According to 451 Research, interconnection has become a compelling business, and network-dense facilities are gaining in value. As this market sector matures, it is also in the process of consolidating to increase its worldwide NSP, ISP and CSP density. Those facilities in multiple global markets have a competitive advantage, especially if their customers can monitor everything from a single portal under the same contract.
Network neutrality is also impacting the interconnection business. Primarily a country-specific regulatory issue, the concept that all traffic running over a network should be treated equally, without giving priority to content providers or customers that pay higher rates, seems extremely democratic. However, some ISPs feel that they are carrying too much traffic for particular partners (e.g., streaming video content providers such as YouTube and Netflix), and this imbalance has led big broadband providers (e.g., Verizon, AT&T, etc.) to charge for unregulated, private peering ports.

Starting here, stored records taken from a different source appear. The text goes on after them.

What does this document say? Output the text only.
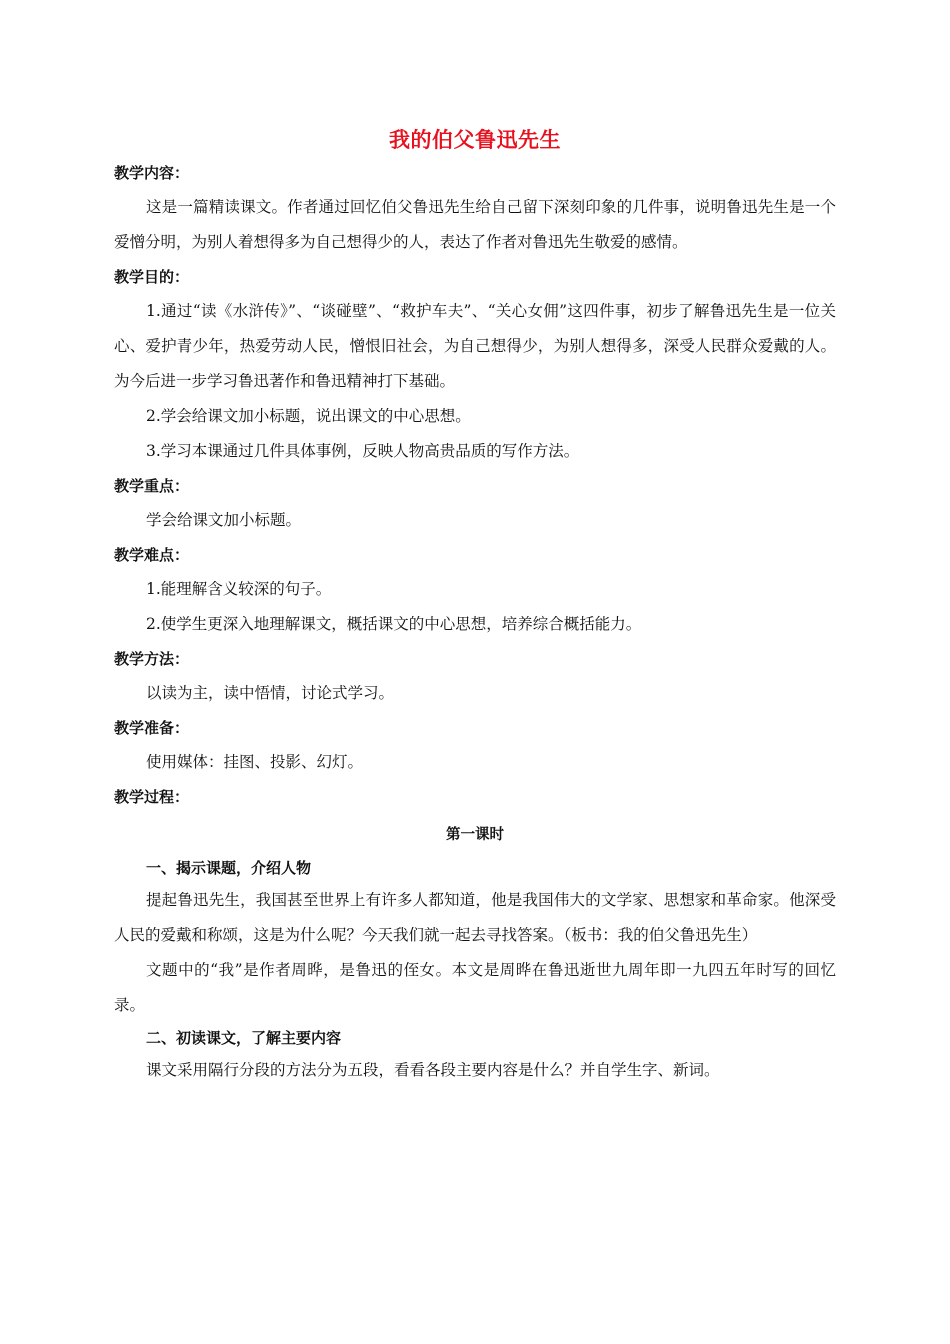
我的伯父鲁迅先生
教学内容：

这是一篇精读课文。作者通过回忆伯父鲁迅先生给自己留下深刻印象的几件事，说明鲁迅先生是一个爱憎分明，为别人着想得多为自己想得少的人，表达了作者对鲁迅先生敬爱的感情。

教学目的：

1.通过“读《水浒传》”、“谈碰壁”、“救护车夫”、“关心女佣”这四件事，初步了解鲁迅先生是一位关心、爱护青少年，热爱劳动人民，憎恨旧社会，为自己想得少，为别人想得多，深受人民群众爱戴的人。为今后进一步学习鲁迅著作和鲁迅精神打下基础。

2.学会给课文加小标题，说出课文的中心思想。

3.学习本课通过几件具体事例，反映人物高贵品质的写作方法。

教学重点：

学会给课文加小标题。

教学难点：

1.能理解含义较深的句子。

2.使学生更深入地理解课文，概括课文的中心思想，培养综合概括能力。

教学方法：

以读为主，读中悟情，讨论式学习。

教学准备：

使用媒体：挂图、投影、幻灯。

教学过程：

第一课时

一、揭示课题，介绍人物

提起鲁迅先生，我国甚至世界上有许多人都知道，他是我国伟大的文学家、思想家和革命家。他深受人民的爱戴和称颂，这是为什么呢？今天我们就一起去寻找答案。（板书：我的伯父鲁迅先生）

文题中的“我”是作者周晔，是鲁迅的侄女。本文是周晔在鲁迅逝世九周年即一九四五年时写的回忆录。

二、初读课文，了解主要内容

课文采用隔行分段的方法分为五段，看看各段主要内容是什么？并自学生字、新词。
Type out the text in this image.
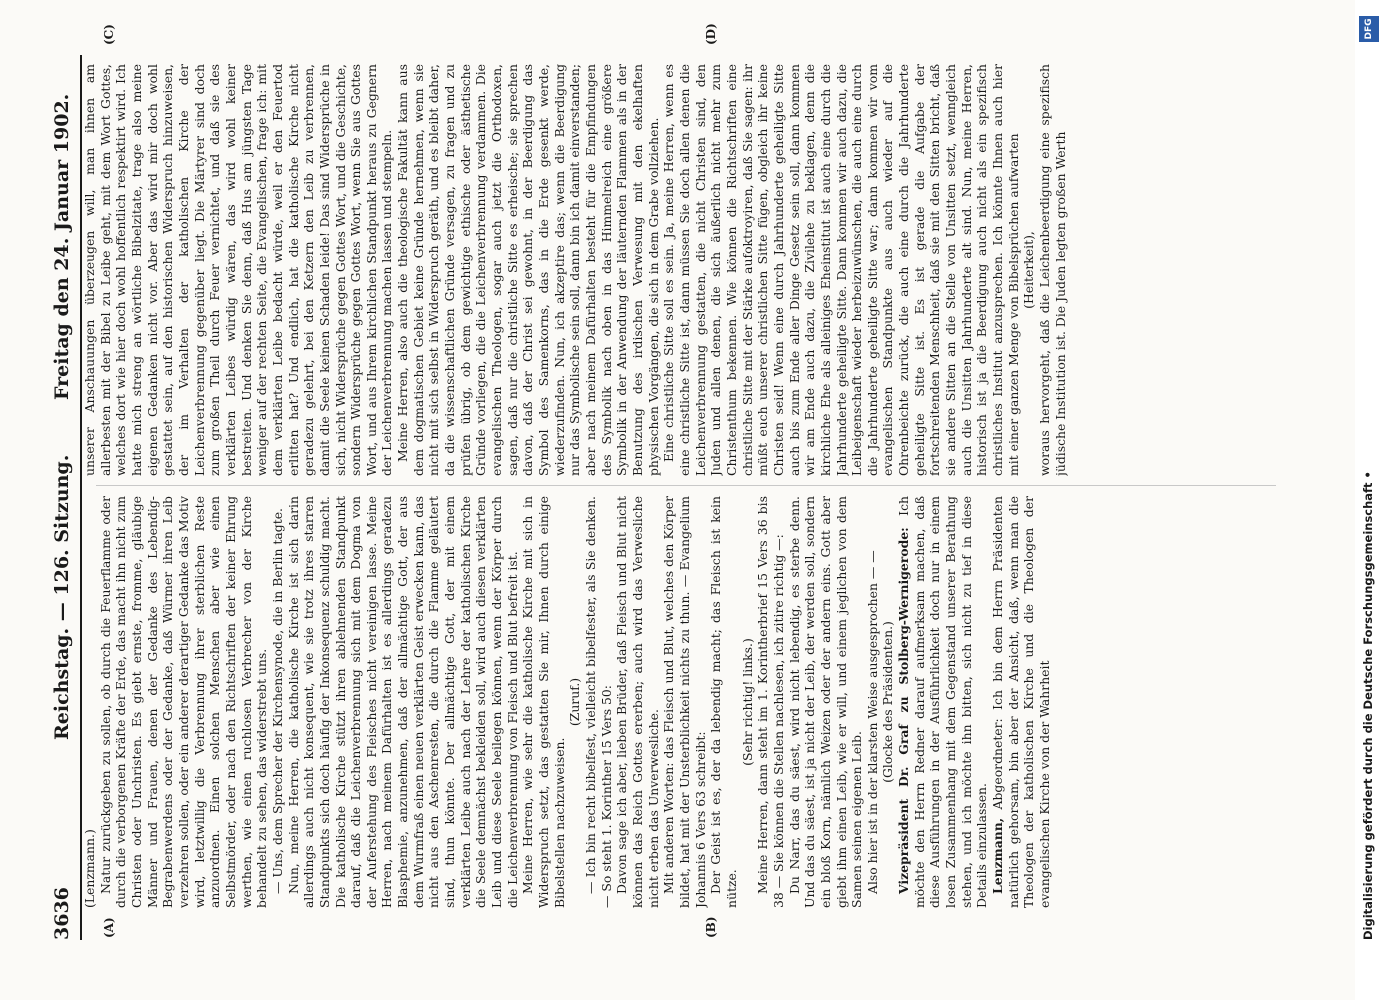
3636
Reichstag. — 126. Sitzung.
Freitag den 24. Januar 1902.
(A)	(B)
(C)	(D)

(Lenzmann.) Natur zurückgeben zu sollen, ob durch die Feuerflamme oder durch die verborgenen Kräfte der Erde, das macht ihn nicht zum Christen oder Unchristen. Es giebt ernste, fromme, gläubige Männer und Frauen, denen der Gedanke des Lebendig-Begrabenwerdens oder der Gedanke, daß Würmer ihren Leib verzehren sollen, oder ein anderer derartiger Gedanke das Motiv wird, letztwillig die Verbrennung ihrer sterblichen Reste anzuordnen. Einen solchen Menschen aber wie einen Selbstmörder, oder nach den Richtschriften der keiner Ehrung werthen, wie einen ruchlosen Verbrecher von der Kirche behandelt zu sehen, das widerstrebt uns. — Uns, dem Sprecher der Kirchensynode, die in Berlin tagte. Nun, meine Herren, die katholische Kirche ist sich darin allerdings auch nicht konsequent, wie sie trotz ihres starren Standpunkts sich doch häufig der Inkonsequenz schuldig macht. Die katholische Kirche stützt ihren ablehnenden Standpunkt darauf, daß die Leichenverbrennung sich mit dem Dogma von der Auferstehung des Fleisches nicht vereinigen lasse. Meine Herren, nach meinem Dafürhalten ist es allerdings geradezu Blasphemie, anzunehmen, daß der allmächtige Gott, der aus dem Wurmfraß einen neuen verklärten Geist erwecken kann, das nicht aus den Aschenresten, die durch die Flamme geläutert sind, thun könnte. Der allmächtige Gott, der mit einem verklärten Leibe auch nach der Lehre der katholischen Kirche die Seele demnächst bekleiden soll, wird auch diesen verklärten Leib und diese Seele beilegen können, wenn der Körper durch die Leichenverbrennung von Fleisch und Blut befreit ist. Meine Herren, wie sehr die katholische Kirche mit sich in Widerspruch setzt, das gestatten Sie mir, Ihnen durch einige Bibelstellen nachzuweisen.

(Zuruf.) — Ich bin recht bibelfest, vielleicht bibelfester, als Sie denken. — So steht 1. Korinther 15 Vers 50: Davon sage ich aber, lieben Brüder, daß Fleisch und Blut nicht können das Reich Gottes ererben; auch wird das Verwesliche nicht erben das Unverwesliche. Mit anderen Worten: das Fleisch und Blut, welches den Körper bildet, hat mit der Unsterblichkeit nichts zu thun. — Evangelium Johannis 6 Vers 63 schreibt: Der Geist ist es, der da lebendig macht; das Fleisch ist kein nütze.

(Sehr richtig! links.) Meine Herren, dann steht im 1. Korintherbrief 15 Vers 36 bis 38 — Sie können die Stellen nachlesen, ich zitire richtig —: Du Narr, das du säest, wird nicht lebendig, es sterbe denn. Und das du säest, ist ja nicht der Leib, der werden soll, sondern ein bloß Korn, nämlich Weizen oder der andern eins. Gott aber giebt ihm einen Leib, wie er will, und einem jeglichen von dem Samen seinen eigenen Leib. Also hier ist in der klarsten Weise ausgesprochen — — (Glocke des Präsidenten.) Vizepräsident Dr. Graf zu Stolberg-Wernigerode: Ich möchte den Herrn Redner darauf aufmerksam machen, daß diese Ausführungen in der Ausführlichkeit doch nur in einem losen Zusammenhang mit dem Gegenstand unserer Berathung stehen, und ich möchte ihn bitten, sich nicht zu tief in diese Details einzulassen. Lenzmann, Abgeordneter: Ich bin dem Herrn Präsidenten natürlich gehorsam, bin aber der Ansicht, daß, wenn man die Theologen der katholischen Kirche und die Theologen der evangelischen Kirche von der Wahrheit

unserer Anschauungen überzeugen will, man ihnen am allerbesten mit der Bibel zu Leibe geht, mit dem Wort Gottes, welches dort wie hier doch wohl hoffentlich respektirt wird. Ich hatte mich streng an wörtliche Bibelzitate, trage also meine eigenen Gedanken nicht vor. Aber das wird mir doch wohl gestattet sein, auf den historischen Widerspruch hinzuweisen, der im Verhalten der katholischen Kirche der Leichenverbrennung gegenüber liegt. Die Märtyrer sind doch zum großen Theil durch Feuer vernichtet, und daß sie des verklärten Leibes würdig wären, das wird wohl keiner bestreiten. Und denken Sie denn, daß Hus am jüngsten Tage weniger auf der rechten Seite, die Evangelischen, frage ich: mit dem verklärten Leibe bedacht würde, weil er den Feuertod erlitten hat? Und endlich, hat die katholische Kirche nicht geradezu gelehrt, bei den Ketzern den Leib zu verbrennen, damit die Seele keinen Schaden leide! Das sind Widersprüche in sich, nicht Widersprüche gegen Gottes Wort, und die Geschichte, sondern Widersprüche gegen Gottes Wort, wenn Sie aus Gottes Wort, und aus Ihrem kirchlichen Standpunkt heraus zu Gegnern der Leichenverbrennung machen lassen und stempeln. Meine Herren, also auch die theologische Fakultät kann aus dem dogmatischen Gebiet keine Gründe hernehmen, wenn sie nicht mit sich selbst in Widerspruch geräth, und es bleibt daher, da die wissenschaftlichen Gründe versagen, zu fragen und zu prüfen übrig, ob dem gewichtige ethische oder ästhetische Gründe vorliegen, die die Leichenverbrennung verdammen. Die evangelischen Theologen, sogar auch jetzt die Orthodoxen, sagen, daß nur die christliche Sitte es erheische; sie sprechen davon, daß der Christ sei gewohnt, in der Beerdigung das Symbol des Samenkorns, das in die Erde gesenkt werde, wiederzufinden. Nun, ich akzeptire das; wenn die Beerdigung nur das Symbolische sein soll, dann bin ich damit einverstanden; aber nach meinem Dafürhalten besteht für die Empfindungen des Symbolik nach oben in das Himmelreich eine größere Symbolik in der Anwendung der läuternden Flammen als in der Benutzung des irdischen Verwesung mit den ekelhaften physischen Vorgängen, die sich in dem Grabe vollziehen. Eine christliche Sitte soll es sein. Ja, meine Herren, wenn es eine christliche Sitte ist, dann müssen Sie doch allen denen die Leichenverbrennung gestatten, die nicht Christen sind, den Juden und allen denen, die sich äußerlich nicht mehr zum Christenthum bekennen. Wie können die Richtschriften eine christliche Sitte mit der Stärke aufoktroyiren, daß Sie sagen: ihr müßt euch unserer christlichen Sitte fügen, obgleich ihr keine Christen seid! Wenn eine durch Jahrhunderte geheiligte Sitte auch bis zum Ende aller Dinge Gesetz sein soll, dann kommen wir am Ende auch dazu, die Zivilehe zu beklagen, denn die kirchliche Ehe als alleiniges Eheinstitut ist auch eine durch die Jahrhunderte geheiligte Sitte. Dann kommen wir auch dazu, die Leibeigenschaft wieder herbeizuwünschen, die auch eine durch die Jahrhunderte geheiligte Sitte war; dann kommen wir vom evangelischen Standpunkte aus auch wieder auf die Ohrenbeichte zurück, die auch eine durch die Jahrhunderte geheiligte Sitte ist. Es ist gerade die Aufgabe der fortschreitenden Menschheit, daß sie mit den Sitten bricht, daß sie andere Sitten an die Stelle von Unsitten setzt, wenngleich auch die Unsitten Jahrhunderte alt sind. Nun, meine Herren, historisch ist ja die Beerdigung auch nicht als ein spezifisch christliches Institut anzusprechen. Ich könnte Ihnen auch hier mit einer ganzen Menge von Bibelsprüchen aufwarten (Heiterkeit), woraus hervorgeht, daß die Leichenbeerdigung eine spezifisch jüdische Institution ist. Die Juden legten großen Werth

Digitalisierung gefördert durch die Deutsche Forschungsgemeinschaft •
DFG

The evolution of interconnection – trends and disruptors
451 Research sees a number of factors driving the evolution of interconnection within the digital economy, including:
- Continued growth of Internet and cloud traffic, but with the added requirement of high- performance and secure interconnection
- Increased numbers of people, companies and things interconnecting via various devices and accessing dynamic applications and rich media content on demand
- Growing requirements for lower-latency, high-performance connectivity at the “edge” from the Internet of Things, mobile, content delivery, and services such as PaaS, IaaS and SaaS
- Software-defined networking and network function virtualization providing more innovative network services through programmable network services, reducing the need for a large number of physical interconnections
451 Research also believes interconnection services that deliver network speed and reliability will increase and the demand for interconnection facilities will continue to grow globally, especially as content gets pushed further to the edge of the Internet. They see some important business model shifts coming, particularly as the cooperative, non-privatized European interconnection model grows in popularity in the United States. As these and many other trends continue to evolve, 451 sees the interconnection business continuing to grow and multitenant data center providers justifying the cost premium for their added-value services.